As an autónomo, you owe Modelo 130 (quarterly IRPF advance) by 20 January, 20 April, 20 July, 20 October. Modelo 303 (quarterly VAT) on the same dates. Modelo 390 (annual VAT summary) by 30 January. Modelo 347 (annual third party report) by 28 February if you have any client or supplier above 3.005 euro. Then the Modelo 100 in spring like everyone else. The realistic cost of a gestor for full autónomo accounting is 50 to 80 euro per month, or 600 to 960 euro per year.
Which path is right for you?
Choose employee if...
You value predictability, you want full sick leave and unemployment protection, you prefer to focus on the work itself rather than administration, you have an offer for a stable role at a Spanish company, or you are starting your career and want to build a clean employment record.
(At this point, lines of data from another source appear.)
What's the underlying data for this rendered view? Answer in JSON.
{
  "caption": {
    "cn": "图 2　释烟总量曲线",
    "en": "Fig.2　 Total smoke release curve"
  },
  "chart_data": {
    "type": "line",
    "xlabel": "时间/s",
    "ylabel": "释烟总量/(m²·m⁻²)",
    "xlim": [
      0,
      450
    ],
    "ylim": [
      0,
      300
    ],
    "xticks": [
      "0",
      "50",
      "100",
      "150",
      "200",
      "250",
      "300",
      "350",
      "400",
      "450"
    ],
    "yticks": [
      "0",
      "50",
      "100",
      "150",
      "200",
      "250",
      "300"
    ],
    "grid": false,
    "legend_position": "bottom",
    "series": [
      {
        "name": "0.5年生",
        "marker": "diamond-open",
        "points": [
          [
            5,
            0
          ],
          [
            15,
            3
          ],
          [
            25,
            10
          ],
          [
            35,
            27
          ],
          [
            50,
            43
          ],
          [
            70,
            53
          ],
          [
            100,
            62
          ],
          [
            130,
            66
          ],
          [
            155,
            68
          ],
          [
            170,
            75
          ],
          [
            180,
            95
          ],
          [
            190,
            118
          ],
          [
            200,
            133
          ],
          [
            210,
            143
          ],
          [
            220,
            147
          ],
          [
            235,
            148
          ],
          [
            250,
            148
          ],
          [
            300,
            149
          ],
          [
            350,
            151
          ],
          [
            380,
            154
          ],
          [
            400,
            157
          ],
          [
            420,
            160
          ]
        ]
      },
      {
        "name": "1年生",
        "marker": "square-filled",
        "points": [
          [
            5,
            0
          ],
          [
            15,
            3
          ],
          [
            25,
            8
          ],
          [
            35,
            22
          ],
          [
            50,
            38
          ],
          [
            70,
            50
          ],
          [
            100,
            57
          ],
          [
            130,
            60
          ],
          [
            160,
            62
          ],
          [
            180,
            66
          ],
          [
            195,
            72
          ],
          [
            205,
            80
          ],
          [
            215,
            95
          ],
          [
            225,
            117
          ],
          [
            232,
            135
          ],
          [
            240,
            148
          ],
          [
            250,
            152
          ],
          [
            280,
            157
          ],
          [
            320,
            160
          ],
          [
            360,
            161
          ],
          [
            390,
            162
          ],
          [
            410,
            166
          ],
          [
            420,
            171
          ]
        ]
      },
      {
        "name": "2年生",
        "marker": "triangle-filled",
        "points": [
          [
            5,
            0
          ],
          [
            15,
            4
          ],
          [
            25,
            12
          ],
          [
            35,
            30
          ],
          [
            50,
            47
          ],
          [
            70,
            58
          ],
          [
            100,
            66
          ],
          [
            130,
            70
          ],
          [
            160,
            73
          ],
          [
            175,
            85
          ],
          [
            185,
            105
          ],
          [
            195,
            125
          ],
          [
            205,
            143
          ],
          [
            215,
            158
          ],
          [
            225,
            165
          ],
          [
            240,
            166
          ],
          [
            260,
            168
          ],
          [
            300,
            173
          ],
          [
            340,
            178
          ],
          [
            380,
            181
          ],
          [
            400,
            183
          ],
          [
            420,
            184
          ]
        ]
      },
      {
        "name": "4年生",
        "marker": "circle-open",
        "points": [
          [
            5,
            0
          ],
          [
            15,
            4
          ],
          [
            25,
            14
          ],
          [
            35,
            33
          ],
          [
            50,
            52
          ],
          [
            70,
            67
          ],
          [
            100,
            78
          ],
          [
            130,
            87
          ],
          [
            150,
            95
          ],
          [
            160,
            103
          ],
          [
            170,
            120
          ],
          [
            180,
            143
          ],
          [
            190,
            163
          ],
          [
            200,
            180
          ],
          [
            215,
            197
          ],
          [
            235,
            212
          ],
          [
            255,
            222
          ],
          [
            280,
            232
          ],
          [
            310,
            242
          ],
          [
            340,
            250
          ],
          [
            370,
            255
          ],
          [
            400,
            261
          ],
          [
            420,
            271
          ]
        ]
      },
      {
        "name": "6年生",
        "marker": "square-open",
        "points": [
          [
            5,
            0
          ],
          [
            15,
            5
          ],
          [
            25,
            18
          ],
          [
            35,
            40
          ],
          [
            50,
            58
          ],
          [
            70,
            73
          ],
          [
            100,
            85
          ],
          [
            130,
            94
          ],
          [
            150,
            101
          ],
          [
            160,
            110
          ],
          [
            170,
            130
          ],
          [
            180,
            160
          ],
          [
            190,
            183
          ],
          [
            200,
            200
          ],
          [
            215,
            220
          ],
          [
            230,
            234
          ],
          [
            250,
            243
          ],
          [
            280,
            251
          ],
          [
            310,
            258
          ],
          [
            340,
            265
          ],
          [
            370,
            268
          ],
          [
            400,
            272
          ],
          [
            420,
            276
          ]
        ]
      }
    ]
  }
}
Most expats with corporate backgrounds find employee work in Spain a smoother path even if the gross salary is lower than what they could invoice as autónomo.
Choose autónomo if...
You have foreign clients (especially outside Spain), you want flexibility, your income is high enough that the contribution cap helps (income above approximately 4.000 euro per month net makes the maximum 590 euro monthly contribution proportionally smaller than what you would pay as an employee), you want to deduct legitimate business expenses (home office, software, travel), or your work pattern is project based. Our autónomo module walks you through the full registration process via Modelo 036 Censos WEB.
The hybrid case: pluriactividad
Spain allows you to be employee and autónomo simultaneously, called pluriactividad. This is common for people who have a stable employee job and a side business invoicing additional clients. You pay both contributions (employee share withheld by employer, autónomo share paid by you), but with a 50% reduction on the autónomo base in the first 18 months of pluriactividad. Spanish tax law treats both incomes together for IRPF purposes.